The answer is that leaders are usually friends with other leaders. These friendships are not shallow; many influential figures in the community have suffered through identity development together. It’s hard to comprehend when the first queer person you fucked, the first person who taught you that you could fuck, the person who cried with you, made gender fluidity acceptable, self love radical and possible, is a perpetrator of sexual assault. It’s hard to process that a mythical crop-top wearing symbol of possibility could inflict harm so grave, so earth shattering, on a fellow member of the community. The incongruities of these experiences give perpetrators the power to shift survivor narratives in their favor. Perpetrators may say that it was simply a “misunderstanding.” They may appropriate social justice rhetoric, proclaiming that the survivor is “abusing their privilege” or “denying their sexual autonomy.” And because of their emotionally deep connections, leaders will believe these stories, or will at the very least do mental gymnastics to fit the violence into their heuristics of community love. The perpetrator’s twisted narrative is then retold, rippling through the community to form conflicting truths that drown the survivor’s story.

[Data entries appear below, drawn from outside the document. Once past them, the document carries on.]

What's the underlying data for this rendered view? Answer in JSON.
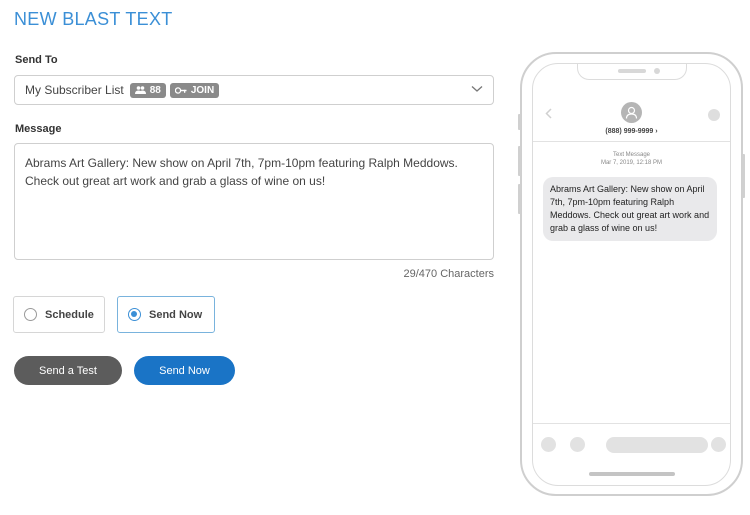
{
  "page": {
    "title": "NEW BLAST TEXT"
  },
  "send_to": {
    "label": "Send To",
    "selected_list": "My Subscriber List",
    "subscriber_count": "88",
    "keyword": "JOIN"
  },
  "message": {
    "label": "Message",
    "value": "Abrams Art Gallery: New show on April 7th, 7pm-10pm featuring Ralph Meddows.\nCheck out great art work and grab a glass of wine on us!",
    "char_count": "29/470 Characters"
  },
  "timing": {
    "schedule_label": "Schedule",
    "send_now_label": "Send Now",
    "selected": "send_now"
  },
  "actions": {
    "test_label": "Send a Test",
    "send_label": "Send Now"
  },
  "preview": {
    "phone_number": "(888) 999-9999 ›",
    "meta_type": "Text Message",
    "meta_time": "Mar 7, 2019, 12:18 PM",
    "bubble_text": "Abrams Art Gallery: New show on April 7th, 7pm-10pm featuring Ralph Meddows. Check out great art work and grab a glass of wine on us!"
  },
  "colors": {
    "accent": "#3b8fd6",
    "primary_button": "#1a74c6",
    "secondary_button": "#5c5c5c"
  },
  "icons": {
    "subscribers": "people-icon",
    "keyword": "key-icon",
    "dropdown": "chevron-down-icon",
    "back": "chevron-left-icon",
    "contact": "person-icon"
  }
}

This influence holds true even for those who are not close to the perpetrator. A leader’s public character seems solid in the face of their activism. LGBT members therefore hesitate to believe that perpetrators are “capable” of violence or harassment. Doubt becomes a powerful instrument in the prevention of collective action.
Through all of the delegitimization, all the desperate clawing for our beloved community, the leaders who denounce these narratives will do absolutely nothing. The social capital they hold is precious to them; they would rather allow this blistering wound to fester than to rock their socially-padded boats. They may proclaim their belief in survivor narratives. They may support anti-violence events and discussions. But will they show up? When the waves of abuse and truth arise, will they stand at the edge of the tide with survivors and their allies, starting critical discussions with their fellow leaders? As they have proven through non-action, they will be the first to run away.
And so survivors are quietly tucked into the corners of social isolation -- shamed, humiliated, reputations destroyed while their perpetrators laugh in our safe spaces, surrounded by allies.
Because of the pain of our queer realities, we want to pick up the pieces of our found families, to sorely believe in the wholeness of our community. We want to return to that party, where we can trace the blue streaks on the wall back to a queer dreaming state. But the truth is that there is no place to return to. Those flashing lights and sticky floors obscure a darker reality: that our community was never whole to begin with.